Wednesday, February 28, 2007

Is Press Consolidation REALLY All That Bad?

At the Eschatonic Crack Den, today, the commentor named "pluege" posted:
US corporate media is the biggest threat to the United States.... If the democratic congress does nothing else, they need to break-up big media to lessen US corporate media's influence and to open the airwaves for competing information, i.e., the truth..

That's true; but the reason for this being true is not the obvious one...

I watched that Frontline special last night, which highlighted the true and greatest danger posed by the mainstream press is that it will decline more and more into youtube/myspace irrelevance; and its complete and utter fealty to the stock market in the meantime.

And the notion of proprietary, almost feudal entitlement that is manifested among and by the stock-brokers, managers, and investment gurus, around the stocks in which the market deals. They do not see themselves as instruments or conduits through which business is done; far from it. Instead they regard themselves as the "Owners" of the companies and corporations whose stocks they trade. This is a MOST unhealthy attitude, it seems to me.

The stock market, through 'analysts', is telling the nation's great papers to leave the big national news to the NY Times, USA TODAY, and WSJ, and concentrate on 'local' or even hyper-localism, and ignore the responsibility of the institution of the press to provide context for the events which they report. This will mean that the picture of the world available to most folks will become all the more tihtly controlled, and narrowly circumscribed.

Watching, I wanted to break some faces, watching that piece, all the smug self-satisfaction oozing outta those smooth, greasy faces, botoxed, groomed and polished, with their practiced, condescending smiles and their empty, corpoRat eyes...

And with their monomaniacal focus on 'the bottom line'.

The Bottom Line: that's the danger, and when we hit it, it'll squash us all fucking flat...

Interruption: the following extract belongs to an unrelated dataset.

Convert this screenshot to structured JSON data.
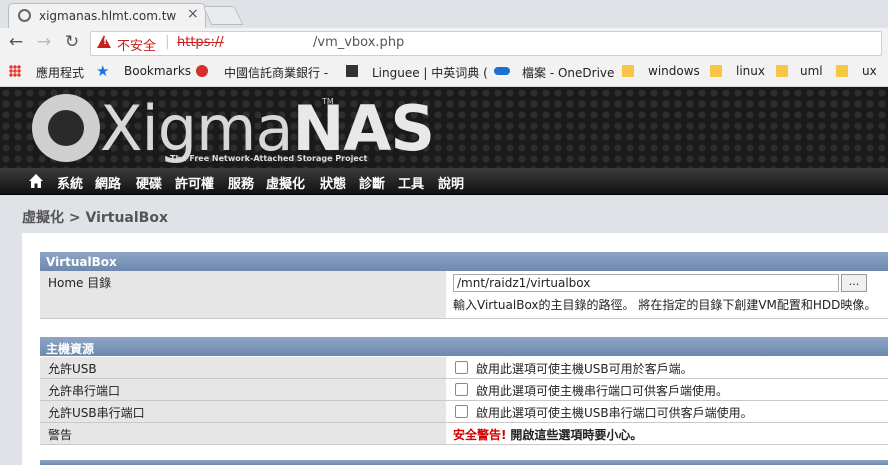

This is because, as the FL piece repeated endlessly, the news stories picked up and distributed so pervasively and profusely by the web mainly arise from reporting done by newspapers with a national/international constituency, and a couple of international news services. It does not take a genius to realize that CorpoRats have decided that the profligacy of news is not in the best interests of profitable corpoRat governance, and so they have devised a scheme whereby, under the strictest accountability scheme of all--cost accountancy--they can root out and silence all those voices that have so hectored against their excesses for the last century or so.

Did YOU realize the LA Times made 20% return on investment last year, and was S*T*I*L*L not deemed profitable enough?

The danger represented by corpoRat/market hegemony to every and all aspects of the life of the people, the nation, and finally the whole fucking WORLD has seldom stood out in more stark relief than in the NewsWars, part III.